Then last night I watched Indiana Jones and the Last Crusade at the Brooklyn Bridge Park. It's a lovely setting, and I'd never been there before. I arrived at the appointed time and was dismayed to see that the tiny lawn was almost entirely gobbled up. But it turned out one friend got there an hour early and snagged a good-sized space. I enjoyed the movie and it was good to see everyone. I also noticed how the huggers in the group really made people feel welcome. I need to get my mind steeped in the concept of making other people feel welcome. There are many ways to do this, but it's so easy to forget unless I constantly remind myself. My unrealistic fantasy, which infests multiple areas of my life, is that I can do something definitive and then sit back and rest on my laurels. But almost everything in life is a pursuit, not a stasis. So (for instance) you can't get all your exercise done in a single go; it requires some effort every day or at least on a regular basis. You don't get to say Aha, I've shifted my perspective and gained [happiness/enlightenment/you-name-it], from now on no backsliding! You can't establish yourself as friendly, or upbeat, or cool, for once and for all. Even laundry is pretty much a never-ending battle unless you wash your clothes in the nude.

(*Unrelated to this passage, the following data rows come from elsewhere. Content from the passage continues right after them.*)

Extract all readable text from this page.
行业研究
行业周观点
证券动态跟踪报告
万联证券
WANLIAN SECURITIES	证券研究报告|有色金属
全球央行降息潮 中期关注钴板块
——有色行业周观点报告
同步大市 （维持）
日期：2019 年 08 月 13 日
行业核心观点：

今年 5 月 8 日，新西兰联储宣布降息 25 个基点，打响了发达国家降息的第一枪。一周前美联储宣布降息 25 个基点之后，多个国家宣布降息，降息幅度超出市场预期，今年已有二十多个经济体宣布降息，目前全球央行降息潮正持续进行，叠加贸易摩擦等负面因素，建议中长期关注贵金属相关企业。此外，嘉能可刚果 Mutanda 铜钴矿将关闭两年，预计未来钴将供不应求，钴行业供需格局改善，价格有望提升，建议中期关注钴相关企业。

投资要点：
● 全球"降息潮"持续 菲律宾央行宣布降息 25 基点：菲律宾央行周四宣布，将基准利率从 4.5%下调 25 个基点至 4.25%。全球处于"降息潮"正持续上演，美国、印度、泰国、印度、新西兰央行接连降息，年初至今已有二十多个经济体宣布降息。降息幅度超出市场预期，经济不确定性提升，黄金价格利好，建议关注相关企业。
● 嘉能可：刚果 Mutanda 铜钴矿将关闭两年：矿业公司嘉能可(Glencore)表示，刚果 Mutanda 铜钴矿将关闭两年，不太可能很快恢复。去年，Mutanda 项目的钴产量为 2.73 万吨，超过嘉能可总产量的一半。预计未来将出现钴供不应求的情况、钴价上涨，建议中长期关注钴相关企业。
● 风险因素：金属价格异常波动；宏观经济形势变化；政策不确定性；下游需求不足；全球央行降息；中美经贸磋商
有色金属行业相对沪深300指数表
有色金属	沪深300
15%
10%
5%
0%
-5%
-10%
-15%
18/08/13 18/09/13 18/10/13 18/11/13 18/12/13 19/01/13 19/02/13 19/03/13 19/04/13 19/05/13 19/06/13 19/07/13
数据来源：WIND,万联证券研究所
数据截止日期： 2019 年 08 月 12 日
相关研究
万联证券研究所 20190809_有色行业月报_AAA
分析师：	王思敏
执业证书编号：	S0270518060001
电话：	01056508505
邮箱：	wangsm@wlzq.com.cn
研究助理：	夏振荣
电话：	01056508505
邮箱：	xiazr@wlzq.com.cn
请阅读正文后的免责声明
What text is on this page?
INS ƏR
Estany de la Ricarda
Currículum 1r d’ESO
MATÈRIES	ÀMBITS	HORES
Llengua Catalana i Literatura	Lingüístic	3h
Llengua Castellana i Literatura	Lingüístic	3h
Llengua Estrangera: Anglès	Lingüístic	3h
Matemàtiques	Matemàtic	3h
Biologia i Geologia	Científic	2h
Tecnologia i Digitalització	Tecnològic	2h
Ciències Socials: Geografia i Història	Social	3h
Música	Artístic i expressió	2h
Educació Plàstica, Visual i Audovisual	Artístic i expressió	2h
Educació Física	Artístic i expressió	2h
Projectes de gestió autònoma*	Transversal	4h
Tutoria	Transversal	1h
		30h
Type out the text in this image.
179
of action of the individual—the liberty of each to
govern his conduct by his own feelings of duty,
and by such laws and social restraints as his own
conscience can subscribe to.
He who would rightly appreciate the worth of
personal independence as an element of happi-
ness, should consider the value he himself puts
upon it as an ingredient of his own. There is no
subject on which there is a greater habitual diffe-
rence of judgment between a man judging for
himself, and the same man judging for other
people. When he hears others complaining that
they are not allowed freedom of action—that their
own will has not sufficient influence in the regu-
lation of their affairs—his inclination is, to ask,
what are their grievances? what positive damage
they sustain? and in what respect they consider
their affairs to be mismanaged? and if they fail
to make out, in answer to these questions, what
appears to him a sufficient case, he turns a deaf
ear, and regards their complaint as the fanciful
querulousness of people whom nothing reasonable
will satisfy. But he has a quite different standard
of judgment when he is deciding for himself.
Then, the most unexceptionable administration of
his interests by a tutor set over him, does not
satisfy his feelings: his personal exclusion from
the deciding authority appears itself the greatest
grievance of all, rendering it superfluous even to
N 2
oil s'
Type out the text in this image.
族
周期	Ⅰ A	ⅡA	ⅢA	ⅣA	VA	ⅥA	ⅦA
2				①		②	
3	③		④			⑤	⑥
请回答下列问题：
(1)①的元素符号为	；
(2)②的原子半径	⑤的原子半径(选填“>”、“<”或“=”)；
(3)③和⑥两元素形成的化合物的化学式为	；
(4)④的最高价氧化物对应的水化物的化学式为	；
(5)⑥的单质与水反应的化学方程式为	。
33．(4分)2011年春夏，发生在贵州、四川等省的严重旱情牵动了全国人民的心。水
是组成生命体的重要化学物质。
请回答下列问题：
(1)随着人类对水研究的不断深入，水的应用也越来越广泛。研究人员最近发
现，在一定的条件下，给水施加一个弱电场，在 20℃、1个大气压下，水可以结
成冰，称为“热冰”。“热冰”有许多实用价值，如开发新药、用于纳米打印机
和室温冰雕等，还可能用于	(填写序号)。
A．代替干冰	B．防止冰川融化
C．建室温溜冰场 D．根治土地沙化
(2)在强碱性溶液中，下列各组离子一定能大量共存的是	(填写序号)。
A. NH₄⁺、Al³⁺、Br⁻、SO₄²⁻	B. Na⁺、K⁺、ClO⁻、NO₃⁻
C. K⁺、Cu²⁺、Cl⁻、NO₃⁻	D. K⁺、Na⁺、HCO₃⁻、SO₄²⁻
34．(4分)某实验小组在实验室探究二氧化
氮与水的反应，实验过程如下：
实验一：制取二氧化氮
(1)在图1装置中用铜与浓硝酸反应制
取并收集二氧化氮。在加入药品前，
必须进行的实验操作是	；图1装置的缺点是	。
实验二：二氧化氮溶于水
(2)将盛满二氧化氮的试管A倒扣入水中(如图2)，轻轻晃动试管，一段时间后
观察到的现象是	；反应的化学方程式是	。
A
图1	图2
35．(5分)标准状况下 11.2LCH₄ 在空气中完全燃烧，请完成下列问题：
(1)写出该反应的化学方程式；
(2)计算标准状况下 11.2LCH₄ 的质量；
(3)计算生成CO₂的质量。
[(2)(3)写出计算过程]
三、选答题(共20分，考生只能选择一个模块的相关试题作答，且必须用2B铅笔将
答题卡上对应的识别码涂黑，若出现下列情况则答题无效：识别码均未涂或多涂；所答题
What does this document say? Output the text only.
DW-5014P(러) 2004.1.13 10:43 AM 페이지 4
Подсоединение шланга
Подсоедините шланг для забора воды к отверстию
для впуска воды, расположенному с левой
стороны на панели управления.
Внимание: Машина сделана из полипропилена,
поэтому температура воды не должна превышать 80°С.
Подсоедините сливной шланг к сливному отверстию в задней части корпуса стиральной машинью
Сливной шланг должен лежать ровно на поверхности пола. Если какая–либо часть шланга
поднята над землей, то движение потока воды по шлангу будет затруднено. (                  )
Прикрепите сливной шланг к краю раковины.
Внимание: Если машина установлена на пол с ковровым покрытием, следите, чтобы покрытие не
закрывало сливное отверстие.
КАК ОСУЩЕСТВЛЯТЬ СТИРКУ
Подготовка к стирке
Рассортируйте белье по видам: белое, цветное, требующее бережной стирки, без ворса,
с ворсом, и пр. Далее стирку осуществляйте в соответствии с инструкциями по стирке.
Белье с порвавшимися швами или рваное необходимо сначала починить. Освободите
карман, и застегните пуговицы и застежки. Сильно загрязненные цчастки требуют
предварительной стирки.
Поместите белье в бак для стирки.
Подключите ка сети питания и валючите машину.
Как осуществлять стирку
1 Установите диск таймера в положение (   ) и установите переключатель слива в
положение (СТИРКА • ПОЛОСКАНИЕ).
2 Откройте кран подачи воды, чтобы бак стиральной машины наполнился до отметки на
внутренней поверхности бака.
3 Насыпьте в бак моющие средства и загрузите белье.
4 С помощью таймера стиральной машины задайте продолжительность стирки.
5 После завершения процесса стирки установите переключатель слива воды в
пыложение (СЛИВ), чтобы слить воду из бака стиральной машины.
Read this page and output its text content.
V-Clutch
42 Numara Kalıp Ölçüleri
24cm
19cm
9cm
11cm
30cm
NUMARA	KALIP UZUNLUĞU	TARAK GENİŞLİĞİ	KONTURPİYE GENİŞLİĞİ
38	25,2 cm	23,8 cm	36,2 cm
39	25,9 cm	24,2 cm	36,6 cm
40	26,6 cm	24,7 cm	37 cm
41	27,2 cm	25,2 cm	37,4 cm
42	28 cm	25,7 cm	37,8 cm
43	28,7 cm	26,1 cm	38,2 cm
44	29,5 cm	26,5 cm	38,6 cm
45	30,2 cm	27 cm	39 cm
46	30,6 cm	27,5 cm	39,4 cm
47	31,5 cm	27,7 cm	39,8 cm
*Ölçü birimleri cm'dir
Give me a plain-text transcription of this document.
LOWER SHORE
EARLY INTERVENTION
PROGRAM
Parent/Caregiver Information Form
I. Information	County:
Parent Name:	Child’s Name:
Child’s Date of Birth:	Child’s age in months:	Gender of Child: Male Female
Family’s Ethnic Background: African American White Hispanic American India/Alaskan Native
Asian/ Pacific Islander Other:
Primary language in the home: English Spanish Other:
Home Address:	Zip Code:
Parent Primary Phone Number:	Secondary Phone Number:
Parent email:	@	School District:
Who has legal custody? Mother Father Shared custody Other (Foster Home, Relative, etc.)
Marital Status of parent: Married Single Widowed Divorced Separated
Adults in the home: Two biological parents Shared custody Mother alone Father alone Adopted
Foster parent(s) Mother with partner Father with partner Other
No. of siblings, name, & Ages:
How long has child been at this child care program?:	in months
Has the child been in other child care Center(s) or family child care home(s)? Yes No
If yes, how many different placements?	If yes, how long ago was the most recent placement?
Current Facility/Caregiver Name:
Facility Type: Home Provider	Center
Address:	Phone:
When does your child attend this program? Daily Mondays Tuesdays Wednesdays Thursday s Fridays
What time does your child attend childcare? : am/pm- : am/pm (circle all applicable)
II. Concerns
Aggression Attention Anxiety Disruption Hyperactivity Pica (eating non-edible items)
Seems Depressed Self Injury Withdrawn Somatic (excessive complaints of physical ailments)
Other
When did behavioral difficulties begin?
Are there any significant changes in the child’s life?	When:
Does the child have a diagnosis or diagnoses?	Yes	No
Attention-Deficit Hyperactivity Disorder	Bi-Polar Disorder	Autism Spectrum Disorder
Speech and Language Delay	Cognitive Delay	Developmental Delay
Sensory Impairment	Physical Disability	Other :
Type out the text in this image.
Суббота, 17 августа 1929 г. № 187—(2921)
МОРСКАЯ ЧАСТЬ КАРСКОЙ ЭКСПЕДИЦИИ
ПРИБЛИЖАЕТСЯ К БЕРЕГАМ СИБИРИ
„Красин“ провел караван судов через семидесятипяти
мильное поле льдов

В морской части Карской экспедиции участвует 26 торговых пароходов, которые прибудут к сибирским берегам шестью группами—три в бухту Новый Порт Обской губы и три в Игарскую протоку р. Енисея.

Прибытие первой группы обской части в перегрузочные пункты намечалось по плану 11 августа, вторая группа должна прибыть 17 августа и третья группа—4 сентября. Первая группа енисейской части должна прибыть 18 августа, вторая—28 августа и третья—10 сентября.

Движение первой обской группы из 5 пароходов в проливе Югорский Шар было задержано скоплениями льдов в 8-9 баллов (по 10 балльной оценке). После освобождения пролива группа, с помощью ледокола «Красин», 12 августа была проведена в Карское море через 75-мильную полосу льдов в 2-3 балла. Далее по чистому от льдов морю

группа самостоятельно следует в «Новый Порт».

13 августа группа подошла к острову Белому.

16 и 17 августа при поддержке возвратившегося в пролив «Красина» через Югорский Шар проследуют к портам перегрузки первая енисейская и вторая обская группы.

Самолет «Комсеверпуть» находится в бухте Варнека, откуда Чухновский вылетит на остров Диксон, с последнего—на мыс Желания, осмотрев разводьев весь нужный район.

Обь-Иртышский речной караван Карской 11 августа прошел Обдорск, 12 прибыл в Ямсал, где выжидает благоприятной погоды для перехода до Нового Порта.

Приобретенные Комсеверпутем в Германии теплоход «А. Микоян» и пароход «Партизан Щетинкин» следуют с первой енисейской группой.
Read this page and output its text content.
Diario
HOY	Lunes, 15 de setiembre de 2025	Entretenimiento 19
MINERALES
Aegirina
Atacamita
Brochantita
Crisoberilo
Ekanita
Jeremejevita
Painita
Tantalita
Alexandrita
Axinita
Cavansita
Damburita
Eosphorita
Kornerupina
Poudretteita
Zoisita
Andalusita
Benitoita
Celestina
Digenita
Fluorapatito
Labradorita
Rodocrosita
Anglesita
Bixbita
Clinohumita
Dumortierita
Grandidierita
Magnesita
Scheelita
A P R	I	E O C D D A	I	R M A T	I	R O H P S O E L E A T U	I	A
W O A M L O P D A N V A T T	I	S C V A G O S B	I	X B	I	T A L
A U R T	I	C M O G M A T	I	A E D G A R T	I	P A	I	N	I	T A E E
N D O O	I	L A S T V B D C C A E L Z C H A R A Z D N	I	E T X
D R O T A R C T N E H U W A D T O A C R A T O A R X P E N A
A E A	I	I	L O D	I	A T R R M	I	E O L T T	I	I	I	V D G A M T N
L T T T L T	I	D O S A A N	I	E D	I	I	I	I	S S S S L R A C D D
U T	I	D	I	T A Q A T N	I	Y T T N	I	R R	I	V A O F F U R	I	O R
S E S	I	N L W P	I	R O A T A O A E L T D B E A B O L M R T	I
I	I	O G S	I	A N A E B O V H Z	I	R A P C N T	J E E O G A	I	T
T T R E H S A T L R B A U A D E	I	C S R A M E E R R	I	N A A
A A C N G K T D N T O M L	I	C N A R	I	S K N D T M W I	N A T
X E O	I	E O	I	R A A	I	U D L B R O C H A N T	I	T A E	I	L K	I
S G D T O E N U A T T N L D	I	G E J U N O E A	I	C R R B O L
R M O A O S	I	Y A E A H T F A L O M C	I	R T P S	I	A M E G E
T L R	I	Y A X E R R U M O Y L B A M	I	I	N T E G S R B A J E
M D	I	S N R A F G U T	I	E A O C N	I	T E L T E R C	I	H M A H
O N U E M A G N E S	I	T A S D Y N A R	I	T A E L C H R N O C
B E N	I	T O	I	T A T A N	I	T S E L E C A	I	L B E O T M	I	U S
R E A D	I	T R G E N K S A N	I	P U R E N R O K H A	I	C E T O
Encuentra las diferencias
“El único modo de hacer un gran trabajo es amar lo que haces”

I was tempted to walk home over the Brooklyn Bridge, but figured I was already running short of time to do laundry and pack. So as I instead walked to the subway after Indiana "That belongs in a museum!" Jones, I picked up a voicemail and text from E, which was nice. He was inviting me to a Jets game today. Alas, I had to decline. Turns out his loyalties, though usually with the Jets, are with the Redskins when the two teams play each other.
Earlier this week I met up with V, who was kind enough to ask questions and let me unburden myself of some stuff that's been ricocheting around my brain. I found myself fighting the urge, for the second time in two weeks, to relate the Easter Incident and its aftermath to a potentially sympathetic listener. But that is way too heavy for casual conversation. It's on my mind though, and last night it percolated up at 3 or 4 a.m., so I made a sandwich, did my first load of laundry at the new place, and then went back to sleep with the assistance of Radio France International. (My brain tends to switch off in self-defense when I try to follow a news program in French for any extended period of time.)